Hi,
Mile 24.2 of the marathon.
That's where Taylor Knibb's body made a decision her mind refused to accept.
She'd been leading the IRONMAN World Championships. Not by a little. By almost 5 minutes at this point. The kind of lead that, in Kona, means you start thinking about what you'll say on the podium. What it will feel like to have that lei placed around your neck.
And then her legs stopped responding to commands.
It's a particular kind of horror, what happened next. She knows the finish was just over the crest of the road. Two miles away. She'd swum 2.4 miles in the Pacific. She'd ridden 112 miles through the lava fields in brutal heat and wind. She'd already run 24 miles of a marathon. Her mind said go. Her will was intact. But her body had filed for bankruptcy.
She collapsed on the side of the Queen K Highway, just two miles from her life's dream.
Here's what makes it worse—or maybe what makes it the purest test of what it means to be an athlete: she had to watch, from the pavement, as the competitors she'd left behind, the ones who were supposed to be chasing her shadow, ran past. One by one.
Minutes became position changes became dreams evaporating in the Hawaiian heat.
Meanwhile, a few miles back, a 26-year-old Norwegian named Solveig Løvseth was having an entirely different experience. It was her first time racing in Kona. She had no expectations. No pressure. Nothing to lose. She just kept moving forward. And because everyone ahead of her—including Lucy and Taylor—hit their limits before she hit hers, she won the whole thing because she never gave up.
This is the purest example of sport. Ironman in Kona is grueling. It takes the physical. And it breaks every athlete down—no matter how strong, how fit, how much they've trained—to their bare bones, raw mental strength.

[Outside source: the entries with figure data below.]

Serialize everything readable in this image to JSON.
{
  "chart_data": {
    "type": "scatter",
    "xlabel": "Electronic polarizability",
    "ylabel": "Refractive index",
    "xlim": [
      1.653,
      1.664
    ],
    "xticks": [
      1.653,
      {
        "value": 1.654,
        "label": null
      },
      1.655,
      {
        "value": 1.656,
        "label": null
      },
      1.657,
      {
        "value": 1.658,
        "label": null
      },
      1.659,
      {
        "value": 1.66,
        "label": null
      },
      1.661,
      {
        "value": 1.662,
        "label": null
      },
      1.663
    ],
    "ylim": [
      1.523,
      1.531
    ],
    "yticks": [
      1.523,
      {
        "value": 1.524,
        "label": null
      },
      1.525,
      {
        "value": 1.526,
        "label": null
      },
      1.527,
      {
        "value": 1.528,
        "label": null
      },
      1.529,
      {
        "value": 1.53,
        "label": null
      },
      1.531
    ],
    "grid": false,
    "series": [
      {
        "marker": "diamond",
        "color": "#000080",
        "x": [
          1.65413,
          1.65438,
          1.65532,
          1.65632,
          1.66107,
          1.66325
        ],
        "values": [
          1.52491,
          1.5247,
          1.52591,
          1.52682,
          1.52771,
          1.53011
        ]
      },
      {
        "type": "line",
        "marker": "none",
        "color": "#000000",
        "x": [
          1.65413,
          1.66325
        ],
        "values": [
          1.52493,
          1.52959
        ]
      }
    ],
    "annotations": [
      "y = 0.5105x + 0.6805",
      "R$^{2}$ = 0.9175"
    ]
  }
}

Three years ago, we started directly supporting athletes at The Feed. To be a small part of their journey and be able to share those stories to inspire all our Feed Athletes. We aren't just a store with gels, hydration, and supplements to make you go faster. We are your training partner that's got your back.
Supporting athletes is never about the win, it is about their journey. It's what I want The Feed to be. We're here to fuel your journey.
So we've been supporting Taylor Knibb for three years and for as long as she plans to be a professional. Saturday looked like it was going to be our first IRONMAN World Championship.
Instead, we got something better.
We got to see an athlete push to the actual extremes of what her body could give. Her mind never cracked. Only her body gave up on her.
That's my champion. Period.
Because here's what I believe: we're here to fuel your championship journey. Whether your championship is finishing your first 10K, crushing a Hyrox event, or collapsing two miles from winning Kona because you left absolutely everything on that course.
The winner gets the lei. The champion is the one who gave everything.
- Matt
Founder
The Feed.
P.S. Congrats to all our finishers, you are all champions.
Kat Matthews (who we don't sponsor) on being the biggest-come-from-behind-badass out there.
Skye Moench on her first Kona have become a Mom.
Marjolaine Pierré our French start discovering Kona is another kind of hell and loving every minute of it.
Jenny Fletcher the pro turned age group hero with the biggest small in Kona, doing her first (and according to her "last") Kona World Champs.